O Ibovespa encerrou o pregão em baixa de 0,50%, aos 119.076 pontos.

O dólar à vista fechou a R$ 4,8405, alta de 0,67%.

Confira o que movimentou os mercados nesta terça-feira (04):

Leia Também

SOBE E DESCE DO IBOVESPA

Confira as maiores altas:

CÓDIGONOMEULTVAR
PCAR3GPA ONR$ 20,359,94%
MRVE3MRV ONR$ 11,996,96%
BRKM5Braskem PNAR$ 28,945,35%
PETZ3Petz ONR$ 7,024,78%
JHSF3JHSF ONR$ 5,142,19%

E as maiores quedas do pregão:

CÓDIGONOMEULTVAR
RDOR3Rede D'Or ONR$ 32,25-3,67%
HAPV3Hapvida ONR$ 4,32-2,26%
SANB11Santander Brasil unitsR$ 30,77-2,04%
MGLU3Magazine Luiza ONR$ 3,37-2,03%
ABEV3Ambev ONR$ 15,14-1,75%
FECHAMENTO DO IBOVESPA

O Ibovespa fechou o pregão em queda de 0,50%, aos 119.076 pontos. O mercado operou com liquidez limitada sem os negócios em Nova York, em razão do feriado de Independência dos EUA.

O dia também foi marcado pela cautela com os investidores monitorando o andamento de pautas econômicas em Brasília. Voltou à mesa o adiamento da votação final do arcabouço fiscal, que segue prevista para essa semana, além do possível entrave no andamento da Reforma Tributária antes do recesso parlamentar.

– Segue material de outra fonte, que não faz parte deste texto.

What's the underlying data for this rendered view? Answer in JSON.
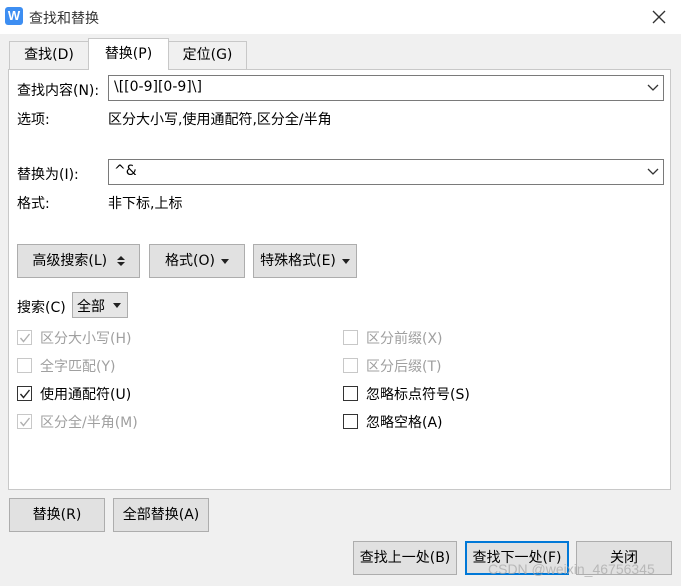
{
  "window": {
    "title": "查找和替换",
    "app_icon_letter": "W",
    "accent_color": "#3d8ef2"
  },
  "tabs": [
    {
      "label": "查找(D)",
      "active": false
    },
    {
      "label": "替换(P)",
      "active": true
    },
    {
      "label": "定位(G)",
      "active": false
    }
  ],
  "find": {
    "label": "查找内容(N):",
    "value": "\\[[0-9][0-9]\\]",
    "options_label": "选项:",
    "options_value": "区分大小写,使用通配符,区分全/半角"
  },
  "replace": {
    "label": "替换为(I):",
    "value": "^&",
    "format_label": "格式:",
    "format_value": "非下标,上标"
  },
  "toolbar": {
    "advanced_search": "高级搜索(L)",
    "format": "格式(O)",
    "special_format": "特殊格式(E)"
  },
  "search": {
    "label": "搜索(C)",
    "selected": "全部"
  },
  "checkboxes_left": [
    {
      "label": "区分大小写(H)",
      "checked": true,
      "disabled": true
    },
    {
      "label": "全字匹配(Y)",
      "checked": false,
      "disabled": true
    },
    {
      "label": "使用通配符(U)",
      "checked": true,
      "disabled": false
    },
    {
      "label": "区分全/半角(M)",
      "checked": true,
      "disabled": true
    }
  ],
  "checkboxes_right": [
    {
      "label": "区分前缀(X)",
      "checked": false,
      "disabled": true
    },
    {
      "label": "区分后缀(T)",
      "checked": false,
      "disabled": true
    },
    {
      "label": "忽略标点符号(S)",
      "checked": false,
      "disabled": false
    },
    {
      "label": "忽略空格(A)",
      "checked": false,
      "disabled": false
    }
  ],
  "actions": {
    "replace": "替换(R)",
    "replace_all": "全部替换(A)",
    "find_prev": "查找上一处(B)",
    "find_next": "查找下一处(F)",
    "close": "关闭"
  },
  "watermark": "CSDN @weixin_46756345"
}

Vale (VALE3) e Petrobras (PETR4) foram as ações mais negociadas do dia, mas fecharam em direções opostas, acompanhando o desempenho das commodities atreladas às companhias. A mineradora encerrou as negociações em baixa de 0,42%, enquanto a estatal fechou em alta de 0,17%.

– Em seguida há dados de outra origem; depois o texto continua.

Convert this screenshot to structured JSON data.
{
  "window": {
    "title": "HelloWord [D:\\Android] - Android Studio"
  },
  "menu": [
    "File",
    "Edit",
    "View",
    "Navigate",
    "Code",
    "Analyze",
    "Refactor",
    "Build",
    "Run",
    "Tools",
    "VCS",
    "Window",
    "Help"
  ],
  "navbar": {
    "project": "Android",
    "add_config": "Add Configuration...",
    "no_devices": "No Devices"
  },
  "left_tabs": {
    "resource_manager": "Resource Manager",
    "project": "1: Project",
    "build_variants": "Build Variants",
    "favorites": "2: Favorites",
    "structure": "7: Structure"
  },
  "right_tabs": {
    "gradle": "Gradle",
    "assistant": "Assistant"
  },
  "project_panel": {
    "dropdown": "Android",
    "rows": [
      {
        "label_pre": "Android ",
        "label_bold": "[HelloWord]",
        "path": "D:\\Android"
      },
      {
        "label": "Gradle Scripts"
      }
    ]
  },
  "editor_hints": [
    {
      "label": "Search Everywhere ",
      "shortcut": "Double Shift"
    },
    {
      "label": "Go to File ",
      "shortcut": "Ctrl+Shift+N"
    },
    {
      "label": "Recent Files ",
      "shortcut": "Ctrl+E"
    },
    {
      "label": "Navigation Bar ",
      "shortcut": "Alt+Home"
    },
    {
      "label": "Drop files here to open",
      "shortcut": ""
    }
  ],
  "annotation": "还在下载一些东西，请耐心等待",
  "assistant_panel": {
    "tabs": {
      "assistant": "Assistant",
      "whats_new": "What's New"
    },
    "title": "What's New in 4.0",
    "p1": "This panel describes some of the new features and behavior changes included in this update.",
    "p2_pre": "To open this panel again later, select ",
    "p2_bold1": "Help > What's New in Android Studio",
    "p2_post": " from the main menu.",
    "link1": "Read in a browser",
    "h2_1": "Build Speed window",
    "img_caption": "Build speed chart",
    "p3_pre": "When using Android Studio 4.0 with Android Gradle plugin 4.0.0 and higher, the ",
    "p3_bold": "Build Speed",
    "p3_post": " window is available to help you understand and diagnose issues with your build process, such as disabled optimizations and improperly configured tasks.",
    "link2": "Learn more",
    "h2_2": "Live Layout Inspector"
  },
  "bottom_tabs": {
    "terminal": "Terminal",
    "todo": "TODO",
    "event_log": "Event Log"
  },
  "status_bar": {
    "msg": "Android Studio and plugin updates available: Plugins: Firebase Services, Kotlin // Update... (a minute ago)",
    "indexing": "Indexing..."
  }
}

Os destaques do dia foram MRV (MRVE3), que liderou os ganhos repercutindo prévia operacional e planos de follow-on; Rede D'Or (RDOR3) figurou como a maior queda pressionado pela decisão do STF sobre o piso da enfermagem.

FECHAMENTO DO DÓLAR

O dólar fecha a R$ 4,8405, em alta de 0,67%, no mercado à vista.

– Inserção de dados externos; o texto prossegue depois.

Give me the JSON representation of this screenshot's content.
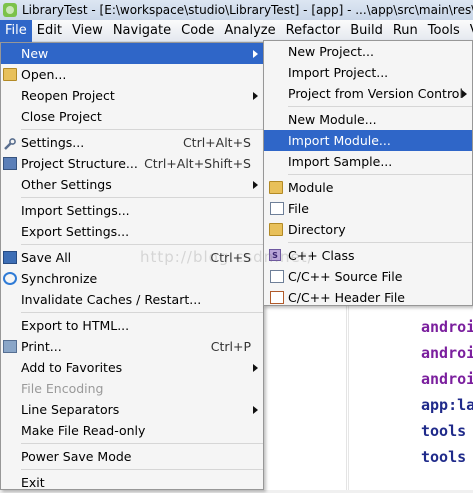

Em dia de baixa liquidez no mercado e agenda externa mais esvaziada, a moeda americana ganhou força ante o real com investidores de olho nas incertezas de votação do arcabouço fiscal ainda nesta semana e andamento da reforma tributária.

USIMINAS (USIM5) SOBE COM RUMORES DE NOVO CEO

As ações da Usiminas (USIM5) deixaram o tom negativo e avançam 1,38%, a R$ 7,35, com expectativas de que Marcelo Chara, atual CEO da Ternium Brasil, assumirá o comando da mineradora mineira. A informação foi revelada pelo jornal Valor Econômico.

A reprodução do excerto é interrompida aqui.